Dar testimonio es escribirle una carta a la sombra

Efrén Calleja Macedo | Codirector de LEM

efren@lemmexico.com

¿Cómo relatar la memoria desde la pérdida, el dolor o la desesperanza?, ¿con qué palabras enunciar el desgarramiento? A estas preguntas responderá Guadalupe Judith Rodríguez Rodríguez en la sesión 13 del del diplomado en Memoria y Discursos Autobiográficos de LEM. Çomo un acercamiento al tema, compartimos la reseña de El olvido que seremos, un memorial narrativo.

En la reconstrucción de la memoria familiar, más allá del anecdotario, se cruzan la desolación de la pérdida y el deseo de lo imposible. Por ello, documentar los acontecimientos filiales siempre implica buscar presencias, perseguir sensaciones y remediar dolores —o intentarlo.

Esto es visible en un párrafo demoledor de Héctor Abad Faciolince que explica el origen de El olvido que seremos (Alfaguara, 2018): “Como niño yo quería algo imposible: que mi padre no se muriera nunca.
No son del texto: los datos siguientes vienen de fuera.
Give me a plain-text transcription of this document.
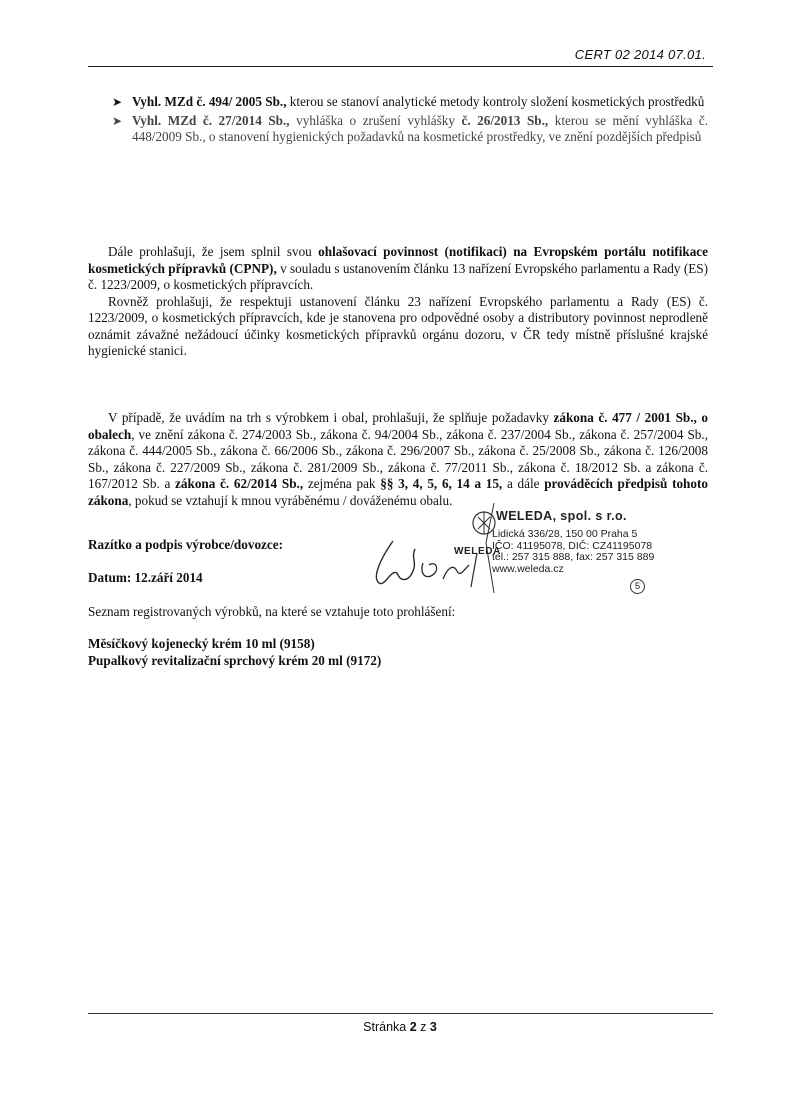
CERT 02 2014 07.01.

➤ Vyhl. MZd č. 494/ 2005 Sb., kterou se stanoví analytické metody kontroly složení kosmetických prostředků

➤ Vyhl. MZd č. 27/2014 Sb., vyhláška o zrušení vyhlášky č. 26/2013 Sb., kterou se mění vyhláška č. 448/2009 Sb., o stanovení hygienických požadavků na kosmetické prostředky, ve znění pozdějších předpisů

Dále prohlašuji, že jsem splnil svou ohlašovací povinnost (notifikaci) na Evropském portálu notifikace kosmetických přípravků (CPNP), v souladu s ustanovením článku 13 nařízení Evropského parlamentu a Rady (ES) č. 1223/2009, o kosmetických přípravcích.

Rovněž prohlašuji, že respektuji ustanovení článku 23 nařízení Evropského parlamentu a Rady (ES) č. 1223/2009, o kosmetických přípravcích, kde je stanovena pro odpovědné osoby a distributory povinnost neprodleně oznámit závažné nežádoucí účinky kosmetických přípravků orgánu dozoru, v ČR tedy místně příslušné krajské hygienické stanici.

V případě, že uvádím na trh s výrobkem i obal, prohlašuji, že splňuje požadavky zákona č. 477 / 2001 Sb., o obalech, ve znění zákona č. 274/2003 Sb., zákona č. 94/2004 Sb., zákona č. 237/2004 Sb., zákona č. 257/2004 Sb., zákona č. 444/2005 Sb., zákona č. 66/2006 Sb., zákona č. 296/2007 Sb., zákona č. 25/2008 Sb., zákona č. 126/2008 Sb., zákona č. 227/2009 Sb., zákona č. 281/2009 Sb., zákona č. 77/2011 Sb., zákona č. 18/2012 Sb. a zákona č. 167/2012 Sb. a zákona č. 62/2014 Sb., zejména pak §§ 3, 4, 5, 6, 14 a 15, a dále prováděcích předpisů tohoto zákona, pokud se vztahují k mnou vyráběnému / dováženému obalu.

Razítko a podpis výrobce/dovozce:
Datum: 12.září 2014
WELEDA, spol. s r.o.
WELEDA
Lidická 336/28, 150 00 Praha 5
IČO: 41195078, DIČ: CZ41195078
tel.: 257 315 888, fax: 257 315 889
www.weleda.cz
5
Seznam registrovaných výrobků, na které se vztahuje toto prohlášení:
Měsíčkový kojenecký krém 10 ml (9158)
Pupalkový revitalizační sprchový krém 20 ml (9172)
Stránka 2 z 3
Como escritor quise hacer algo igual de imposible: que mi padre resucitara. Si hay personajes ficticios —hechos de palabras— que siempre estarán vivos, ¿no es posible que una persona real siga viva si la convertimos en palabras? Eso quise hacer con mi padre muerto: convertirlo en alguien tan vivo y tan real como un personaje ficticio”.
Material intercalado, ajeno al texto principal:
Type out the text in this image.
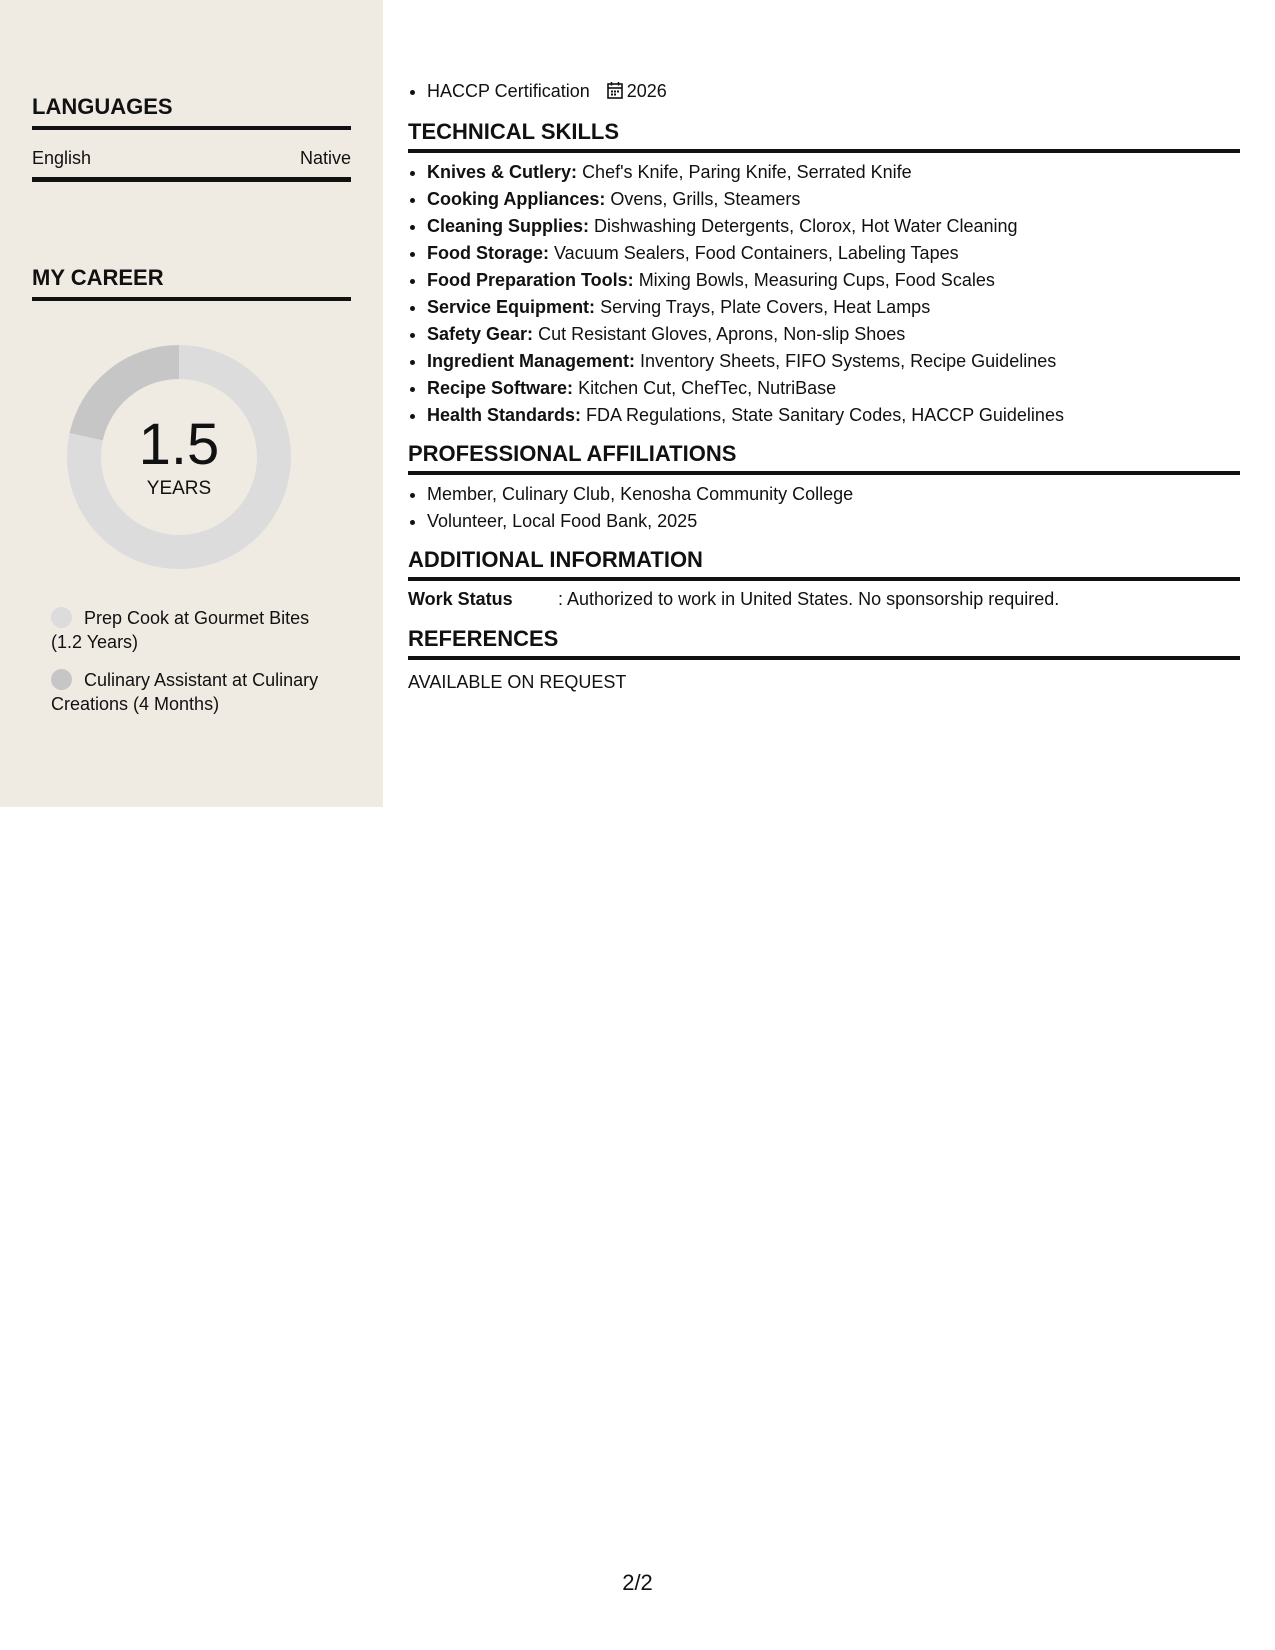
LANGUAGES
English	Native
MY CAREER
1.5
YEARS
Prep Cook at Gourmet Bites (1.2 Years)
Culinary Assistant at Culinary Creations (4 Months)
• HACCP Certification 2026
TECHNICAL SKILLS
• Knives & Cutlery: Chef's Knife, Paring Knife, Serrated Knife
• Cooking Appliances: Ovens, Grills, Steamers
• Cleaning Supplies: Dishwashing Detergents, Clorox, Hot Water Cleaning
• Food Storage: Vacuum Sealers, Food Containers, Labeling Tapes
• Food Preparation Tools: Mixing Bowls, Measuring Cups, Food Scales
• Service Equipment: Serving Trays, Plate Covers, Heat Lamps
• Safety Gear: Cut Resistant Gloves, Aprons, Non-slip Shoes
• Ingredient Management: Inventory Sheets, FIFO Systems, Recipe Guidelines
• Recipe Software: Kitchen Cut, ChefTec, NutriBase
• Health Standards: FDA Regulations, State Sanitary Codes, HACCP Guidelines
PROFESSIONAL AFFILIATIONS
• Member, Culinary Club, Kenosha Community College
• Volunteer, Local Food Bank, 2025
ADDITIONAL INFORMATION
Work Status	: Authorized to work in United States. No sponsorship required.
REFERENCES
AVAILABLE ON REQUEST
2/2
Con este objetivo, Abad Faciolince escribe la historia que comienza en la casa donde vivían “diez mujeres, un niño y un señor”. El niño —él— “amaba al señor, su padre, sobre todas las cosas. Lo amaba más que a Dios”.

Y el señor, su padre, le correspondía, entre otras cosas, enseñándole a escribir para evitar que se sintiera ridículo o risible, y al celebrar las cartas infantiles “como si fueran las epístolas de Séneca u obras maestras de la literatura”.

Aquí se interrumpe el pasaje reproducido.